Aquafence to protect Jane’s Carousel from floods
It was a photo seen by people across the city and world as SuperStorm Sandy’s floodwaters continued to rise up into homes and businesses across New York and New Jersey: Jane’s Carousel, encased in glass, surrounded on three sides by water, yet still lit brightly, like a colorful lighthouse amidst the storm.
Now, a new image has emerged, of Jane’s Carousel fortified against potential future floodwaters while currently enjoying a dry day in the sun.
A wall of 44 four-foot high marine-grade panels can now be set up in just two hours as a precautionary barrier against future storm surges.
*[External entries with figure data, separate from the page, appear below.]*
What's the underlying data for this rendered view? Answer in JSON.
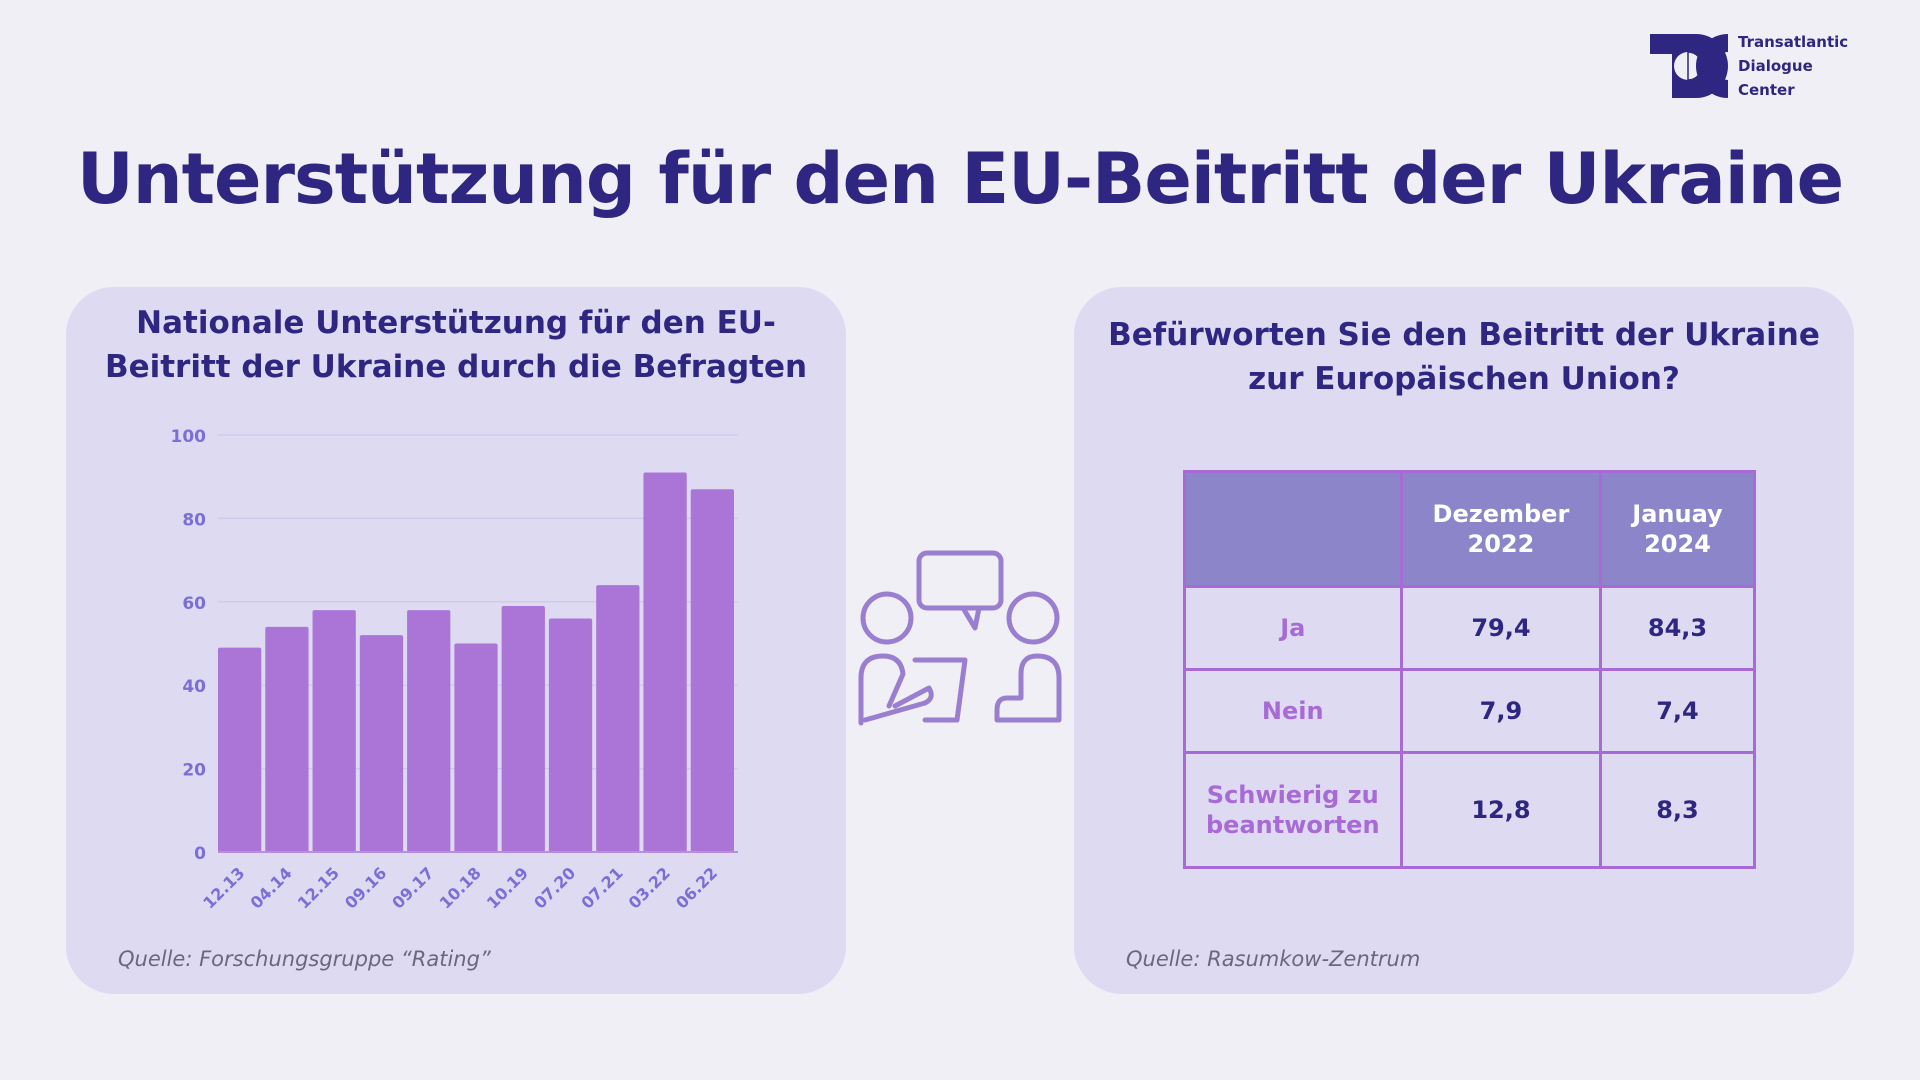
{
  "title": "Unterstützung für den EU-Beitritt der Ukraine",
  "logo": {
    "lines": [
      "Transatlantic",
      "Dialogue",
      "Center"
    ]
  },
  "left_card": {
    "title": "Nationale Unterstützung für den EU-Beitritt der Ukraine durch die Befragten",
    "source": "Quelle: Forschungsgruppe “Rating”"
  },
  "right_card": {
    "title": "Befürworten Sie den Beitritt der Ukraine zur Europäischen Union?",
    "source": "Quelle: Rasumkow-Zentrum"
  },
  "chart_data": {
    "type": "bar",
    "categories": [
      "12.13",
      "04.14",
      "12.15",
      "09.16",
      "09.17",
      "10.18",
      "10.19",
      "07.20",
      "07.21",
      "03.22",
      "06.22"
    ],
    "values": [
      49,
      54,
      58,
      52,
      58,
      50,
      59,
      56,
      64,
      91,
      87
    ],
    "yticks": [
      0,
      20,
      40,
      60,
      80,
      100
    ],
    "ylim": [
      0,
      100
    ],
    "grid": true,
    "bar_color": "#ab75d8"
  },
  "table": {
    "headers": [
      "",
      "Dezember 2022",
      "Januay 2024"
    ],
    "rows": [
      {
        "label": "Ja",
        "values": [
          "79,4",
          "84,3"
        ]
      },
      {
        "label": "Nein",
        "values": [
          "7,9",
          "7,4"
        ]
      },
      {
        "label": "Schwierig zu beantworten",
        "values": [
          "12,8",
          "8,3"
        ]
      }
    ]
  },
  "icon": "people-conversation-icon",
  "colors": {
    "primary": "#2e2680",
    "accent": "#ab75d8",
    "card": "#dddaf2",
    "header": "#8c85c9"
  }
}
The hope is that they can help protect the carousel’s equipment and electrical parts, which were the main things damaged by Sandy.
“The carousel provides so much joy to the tens of thousands of children who visit each year, and it broke our hearts to see that put in jeopardy during Hurricane Sandy,” said carousel owner and namesake Jane Walentas.
“Local kids did a bake sale because they missed it,” explained Walentas, who hand-restored the vintage 1922 carousel over 27 years before it opened to the public in September, 2011. “We reopened in two weeks since the carousel was fine, but the electronics were damaged. . . So for my 40th anniversary, I got floodgates instead of diamonds.”
Called an Aquafence, the panels were developed in Norway in 2004 and have successfully been utilized to protect hospitals, wheat storage centers, and other critical infrastructure in Germany, Sweden, Australia, Hungary, and even North Dakota and Washington. They have been tested by the U.S. Army Corp of Engineers and have passed the National Standard Level 1 Certification.
“There is no reason why these panels can’t be used over 50 to 100 years,” said Adam Goldberg, director of NY operations for AquaFence. “It can be connected to bigger fences, too, and is a cost effective and viable option to implement while a city looks for long-term [storm-protection measures].”
The panels are made of aluminum, stainless steel, and PVC, and actually uses water to become more stable, so they become stronger and less permeable as water rises against it.